Cette enquête fourmille donc d’informations ou de révélations nouvelles, que j’évoquerai dans les prochains jours dans les colonnes de Mediapart. Parmi de nombreuses autres, on peut en particulier relever celles-ci.

* Au fil du récit, on trouvera donc les extraits les plus significatifs de toutes ces auditions, et pas seulement celles qui ont déjà transparu dans la presse.

* Alors que Christine Lagarde a toujours défendu l’idée que le choix du recours à la procédure d’arbitrage était une décision qu’elle avait prise librement, l’enquête révèle qu’en réalité, les manigances pour suspendre le cours normal de la justice de la République commencent dès l’hiver 2006, six mois avant la victoire de l’élection présidentielle. Le livre fait le récit stupéfiant de toutes les réunions confidentielles et manigances qui ont lieu dans le courant du premier semestre 2007 et même des rencontres secrètes qui se tiennent à cette époque entre Bernard Tapie lui-même et l’avocat… de la partie adverse, le CDR.

* Le livre fait le récit de toutes les réunions secrètes qui ont lieu à l’Elysée en juin et juillet 2007, pour lancer l’arbitrage, et pas seulement celle qui était déjà connue dans le bureau du secrétaire général Claude Guéant.

* Dans le cas de l’arbitre, Pierre Estoup, l’une des personnalités mises en examen pour « escroquerie en bande organisée », l’enquête lève le voile et donne des détails sur toutes les découvertes faites à son sujet par la Brigade financière, beaucoup plus nombreuses qu’on ne le croit.

* L’enquête révèle les nombreux mensonges de Christine Lagarde devant les magistrats de la Cour de justice de la République.

*Le livre met au jour l’invraisemblable concession des avocats du CDR qui, en cours d’arbitrage, ont cessé de plaider l’irrecevabilité de la demande d’indemnisation au titre du préjudice moral au profit de Bernard Tapie.

* Le livre apporte de nombreuses révélations sur les faveurs dont Bernard Tapie a profité dans le traitement de son dossier fiscal : du dîner dont il a régalé le directeur de cabinet d’Eric Woerth au grand restaurent « Chez Laurent » jusqu’à une lettre stupéfiante de l’avocat de Tapie, Maurice Lantourne, adressée à Claude Guéant, lui faisant des recommandations pour que nul ne puisse « remarquer que l’administration fiscale a manqué à ses devoirs ».

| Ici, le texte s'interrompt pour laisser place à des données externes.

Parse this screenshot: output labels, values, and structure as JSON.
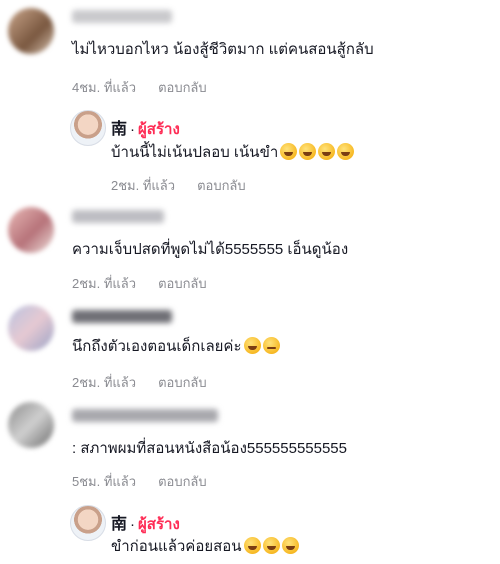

* On apprend au détour du livre que Jean-Louis Borloo, qui fut l’avocat de Bernard Tapie tout au long des années 1980, a longtemps eu une dette auprès du CDR dont il ne s’est acquitté qu’en 2007.

* Le livre présente une enquête minutieuse sur les relations secrètes qui lient Nicolas Sarkozy à Bernard Tapie depuis le printemps 1994.

* Et beaucoup d’autres choses encore…

Dans son édition qui vient de paraître, Marianne (n°860, du 12 au 18 octobre), consacre six pages au livre. Je me ferai moi-même l’écho, plus en détail sur Mediapart, au cours des prochains jours de ce travail que j’ai accompli, qui permet, me semble-t-il, de comprendre pourquoi la justice suspecte le célèbre arbitrage de n’avoir été que le prétexte à un vaste détournement de fonds publics portant sur 405 millions d’euros, et pourquoi elle a donc mis en examen plusieurs personnalités, et Bernard Tapie en premier, pour « escroquerie en bande organisée ».

Dans le prolongement des enquêtes que j’avais déjà réalisées sur Mediapart, j’ai donc écrit ce livre pour établir les faits le plus méticuleusement possible. Et au-delà, pour inviter à une réflexion sur les règles terriblement opaques qui régissent le capitalisme français et rongent notre démocratie.